Facial Part of tooth that faces opening of mouth
Labial Facial surface of the incisors and canines
Buccal Facial surface of the premolars and molars
Oral Area that faces the tongue or palate
Lingual Toward the tongue; the oral surface of the mandibular
and maxillary teeth
Palatal Toward the palate; the oral surface of the maxillary teeth
Approximal/interproximal Contacting surfaces between two teeth
Mesial Interproximal surface facing anteriorly or closest
to the midline
Distal Interproximal surface facing posteriorly or away
from the midline
Occlusal Biting or chewing surface of the molars and premolars
Incisal Biting or chewing surface of the incisors and canines
Apical Toward the root of the tooth
Coronal Toward the crown or biting surface of the tooth
Source: Roberts JR, Hedges JR. Clinical Procedures in Emergency Medicine, 6th ed., Philadelphia: Saunders/Elsevier, 2014, pg. 1342.
If you want to hear some of the lingo, check out this very old video from the University of Michigan, free for public use and distribution for educational purposes. This classic video, although dated, uses principles we still use today. Watch here: http://bit.ly/1d9fxZ0.

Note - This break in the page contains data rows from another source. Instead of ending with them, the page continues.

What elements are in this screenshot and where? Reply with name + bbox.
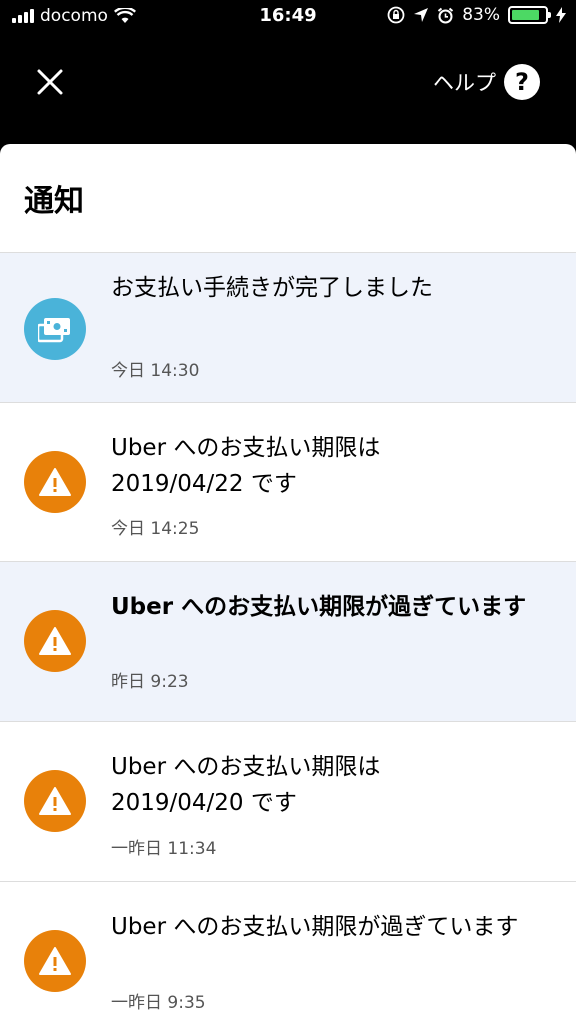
status-bar: docomo 16:49 83%: [0, 0, 576, 32]
system-indicators: 83%: [387, 5, 566, 25]
notification-title-line: 2019/04/22 です: [111, 471, 297, 497]
notifications-sheet: 通知 お支払い手続きが完了しました 今日 14:30 Uber へのお支払い期限…: [0, 144, 576, 1024]
notification-item[interactable]: Uber へのお支払い期限は 2019/04/22 です 今日 14:25: [0, 403, 576, 562]
help-label: ヘルプ: [433, 71, 496, 95]
notification-time: 今日 14:25: [111, 519, 200, 539]
orientation-lock-icon: [387, 6, 405, 24]
battery-percent: 83%: [462, 5, 500, 25]
payment-icon: [24, 298, 86, 360]
notification-item[interactable]: お支払い手続きが完了しました 今日 14:30: [0, 253, 576, 403]
warning-icon: [24, 770, 86, 832]
notification-title-line: Uber へのお支払い期限は: [111, 435, 381, 461]
warning-icon: [24, 930, 86, 992]
notification-time: 今日 14:30: [111, 361, 200, 381]
notification-title-line: 2019/04/20 です: [111, 790, 297, 816]
help-icon: ?: [504, 64, 540, 100]
help-button[interactable]: ヘルプ ?: [433, 64, 540, 100]
notification-item[interactable]: Uber へのお支払い期限は 2019/04/20 です 一昨日 11:34: [0, 722, 576, 882]
location-icon: [414, 8, 429, 22]
top-navigation: ヘルプ ?: [0, 32, 576, 144]
warning-icon: [24, 610, 86, 672]
notification-item[interactable]: Uber へのお支払い期限が過ぎています 昨日 9:23: [0, 562, 576, 722]
notification-title: お支払い手続きが完了しました: [111, 275, 433, 301]
close-button[interactable]: [28, 60, 72, 104]
notification-title: Uber へのお支払い期限は 2019/04/20 です: [111, 749, 556, 821]
notification-time: 一昨日 9:35: [111, 993, 206, 1013]
close-icon: [37, 69, 63, 95]
page-title: 通知: [24, 184, 84, 219]
battery-icon: [508, 6, 551, 24]
notification-title: Uber へのお支払い期限が過ぎています: [111, 594, 527, 620]
battery-level: [512, 10, 539, 20]
warning-icon: [24, 451, 86, 513]
sheet-header: 通知: [0, 144, 576, 253]
notification-item[interactable]: Uber へのお支払い期限が過ぎています 一昨日 9:35: [0, 882, 576, 1024]
notification-title: Uber へのお支払い期限が過ぎています: [111, 914, 519, 940]
charging-icon: [556, 7, 566, 23]
notification-time: 昨日 9:23: [111, 672, 189, 692]
alarm-icon: [438, 7, 454, 23]
notification-title-line: Uber へのお支払い期限は: [111, 754, 381, 780]
notification-title: Uber へのお支払い期限は 2019/04/22 です: [111, 430, 556, 502]
notification-time: 一昨日 11:34: [111, 839, 217, 859]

The American Heart Association published guidelines in Circulation about using antibiotics prior to dental procedures. They suggested that only those at greatest risk for bad outcomes from infective endocarditis should receive short-term preventive antibiotics before routine dental procedures. (2012;125:2520.) This, of course, only applied to those who were waiting for a routine visit or procedure.
The literature found no compelling evidence that taking antibiotics prior to routine dental procedures prevents infective endocarditis in patients who are at risk of developing a heart infection because their hearts are already exposed to bacteria from the mouth, which can enter their bloodstream during basic daily activities such as brushing or flossing. Trauma, however, should always be considered as a possible increased risk of infection, and antibiotic use is best decided at time of presentation.